The Series A Preferred Stock redemption amount is contingent upon certain events with no stated redemption date as of the reporting date, although may become redeemable in the future. In accordance with the SEC guidance within ASC Topic 480, Distinguishing Liabilities from Equity: Classification and Measurement of Redeemable Securities, the Company classified the Series A Preferred Stock as temporary equity as the Series A Preferred Stock contains a redemption feature which is contingent upon certain deemed liquidation events, the occurrence of which may not solely be within the control of the Company.

 

Under ASC 815, Derivatives and Hedging, certain contractual terms that meet the accounting definition of a derivative must be accounted for separately from the financial instrument in which they are embedded.

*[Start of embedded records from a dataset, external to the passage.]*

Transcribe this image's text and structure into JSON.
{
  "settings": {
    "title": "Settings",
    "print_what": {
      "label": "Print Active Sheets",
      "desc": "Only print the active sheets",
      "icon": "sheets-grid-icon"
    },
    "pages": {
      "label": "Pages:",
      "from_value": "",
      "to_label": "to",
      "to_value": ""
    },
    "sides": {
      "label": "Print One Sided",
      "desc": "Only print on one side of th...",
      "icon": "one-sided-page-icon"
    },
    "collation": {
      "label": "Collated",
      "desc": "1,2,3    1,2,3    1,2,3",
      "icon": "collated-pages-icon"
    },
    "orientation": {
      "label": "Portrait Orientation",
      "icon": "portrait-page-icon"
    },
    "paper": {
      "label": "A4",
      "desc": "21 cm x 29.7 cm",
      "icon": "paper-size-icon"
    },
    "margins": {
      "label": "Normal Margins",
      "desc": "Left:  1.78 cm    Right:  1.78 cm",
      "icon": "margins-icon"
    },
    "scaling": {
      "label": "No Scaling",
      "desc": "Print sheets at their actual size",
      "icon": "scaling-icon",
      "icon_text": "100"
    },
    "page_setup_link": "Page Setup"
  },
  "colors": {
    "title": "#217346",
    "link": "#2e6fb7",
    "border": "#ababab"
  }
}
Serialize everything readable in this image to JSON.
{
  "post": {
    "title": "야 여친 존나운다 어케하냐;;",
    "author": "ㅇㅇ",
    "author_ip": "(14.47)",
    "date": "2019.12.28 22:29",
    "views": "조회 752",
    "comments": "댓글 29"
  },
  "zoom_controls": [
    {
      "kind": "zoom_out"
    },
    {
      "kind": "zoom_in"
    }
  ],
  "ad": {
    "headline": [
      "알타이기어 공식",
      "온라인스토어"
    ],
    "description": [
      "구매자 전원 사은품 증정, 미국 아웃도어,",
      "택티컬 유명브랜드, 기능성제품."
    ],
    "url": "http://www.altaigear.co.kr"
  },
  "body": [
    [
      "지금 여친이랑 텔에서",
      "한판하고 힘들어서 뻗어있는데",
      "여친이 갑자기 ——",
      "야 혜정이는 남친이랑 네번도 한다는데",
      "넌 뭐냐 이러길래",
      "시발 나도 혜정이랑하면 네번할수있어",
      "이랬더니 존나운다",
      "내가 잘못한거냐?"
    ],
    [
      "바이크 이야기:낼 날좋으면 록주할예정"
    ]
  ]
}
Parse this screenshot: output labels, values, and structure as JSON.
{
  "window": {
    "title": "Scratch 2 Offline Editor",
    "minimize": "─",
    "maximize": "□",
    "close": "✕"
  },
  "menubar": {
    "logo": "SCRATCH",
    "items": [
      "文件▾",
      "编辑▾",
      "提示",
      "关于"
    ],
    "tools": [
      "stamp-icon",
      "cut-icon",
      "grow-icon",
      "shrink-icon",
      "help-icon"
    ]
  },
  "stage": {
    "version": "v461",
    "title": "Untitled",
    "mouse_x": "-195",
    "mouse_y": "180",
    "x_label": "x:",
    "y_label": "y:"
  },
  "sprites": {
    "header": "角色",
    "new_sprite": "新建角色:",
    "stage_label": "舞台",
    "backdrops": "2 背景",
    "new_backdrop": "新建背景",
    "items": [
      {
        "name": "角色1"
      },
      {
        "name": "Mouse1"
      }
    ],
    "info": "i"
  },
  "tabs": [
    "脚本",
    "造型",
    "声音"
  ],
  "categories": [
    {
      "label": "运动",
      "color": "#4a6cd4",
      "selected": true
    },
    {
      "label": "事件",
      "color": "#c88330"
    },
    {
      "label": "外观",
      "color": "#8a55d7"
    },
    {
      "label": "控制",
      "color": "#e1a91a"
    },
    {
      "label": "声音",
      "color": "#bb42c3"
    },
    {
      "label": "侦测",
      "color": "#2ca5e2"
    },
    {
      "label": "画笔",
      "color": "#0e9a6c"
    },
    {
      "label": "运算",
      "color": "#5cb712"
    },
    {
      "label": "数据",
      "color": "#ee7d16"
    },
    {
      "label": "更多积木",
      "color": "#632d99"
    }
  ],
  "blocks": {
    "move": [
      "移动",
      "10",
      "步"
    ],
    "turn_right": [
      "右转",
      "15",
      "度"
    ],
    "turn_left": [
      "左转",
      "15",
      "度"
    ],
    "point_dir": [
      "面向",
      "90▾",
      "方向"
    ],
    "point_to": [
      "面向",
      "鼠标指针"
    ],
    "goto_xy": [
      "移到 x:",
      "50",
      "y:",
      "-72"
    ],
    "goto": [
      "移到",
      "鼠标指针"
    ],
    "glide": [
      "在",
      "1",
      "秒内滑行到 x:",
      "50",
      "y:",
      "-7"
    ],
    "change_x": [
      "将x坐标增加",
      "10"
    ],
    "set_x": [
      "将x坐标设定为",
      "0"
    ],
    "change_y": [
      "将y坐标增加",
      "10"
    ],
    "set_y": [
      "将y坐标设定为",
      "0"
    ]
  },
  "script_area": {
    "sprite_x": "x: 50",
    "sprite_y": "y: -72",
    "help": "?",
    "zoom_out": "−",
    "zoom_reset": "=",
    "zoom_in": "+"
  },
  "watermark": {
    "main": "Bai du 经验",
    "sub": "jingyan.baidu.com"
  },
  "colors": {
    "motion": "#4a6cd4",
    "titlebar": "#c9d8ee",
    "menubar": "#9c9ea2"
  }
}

The Company has concluded that the redemption upon a change of control and the repurchase option by the Company constitute embedded derivatives.

 

The embedded redemption upon a change of control must be accounted for separately from the Series A Preferred Stock. The redemption provision specifies if certain events that constitute a change of control occur, the Company may be required to settle the Series A Preferred Stock at 150% of its accreted amount. Accordingly, the redemption provision meets the definition of a derivative, and its economic characteristics are not considered clearly and closely related to the economic characteristics of the Series A Preferred Stock, which is considered more akin to a debt instrument than equity.

 

Accordingly, these two embedded derivatives are required to be bundled into a single derivative instrument and accounted for separately from the Series A Preferred Stock at fair value.         

 

The Company considers the repurchase option to have no value as the likelihood is remote that this event, within the Company’s control, would ever occur. On August 9, 2019, the Company determined that the fair value of the redemption provision upon a change of control was $4.9 million and recorded as a long term liability. In subsequent periods, the liability is accounted for at fair value, with changes in fair value recognized as other income (expense) on the Company's consolidated statements of operations. The value of the redemption provision explicitly considered the present value of the potential premium that would be paid related to, and the probability of, an event that would trigger its payment. The probability of a triggering event was based on management’s estimates of the probability of a change of control event occurring.

 

As of December 31, 2020, the Series A Preferred Stock is recorded in temporary equity at the amount of accrued, but unpaid dividends of $1.7 million, and the redemption provision, as a bifurcated derivative, is recorded as a long term liability with an estimated value of $8.1 million. As of December 31, 2019, the Series A Preferred Stock is recorded in temporary equity at the amount of accrued, but unpaid dividends of $483,000, and the redemption provision, as a bifurcated derivative, is recorded as a long term liability with an estimated value of $5.2 million.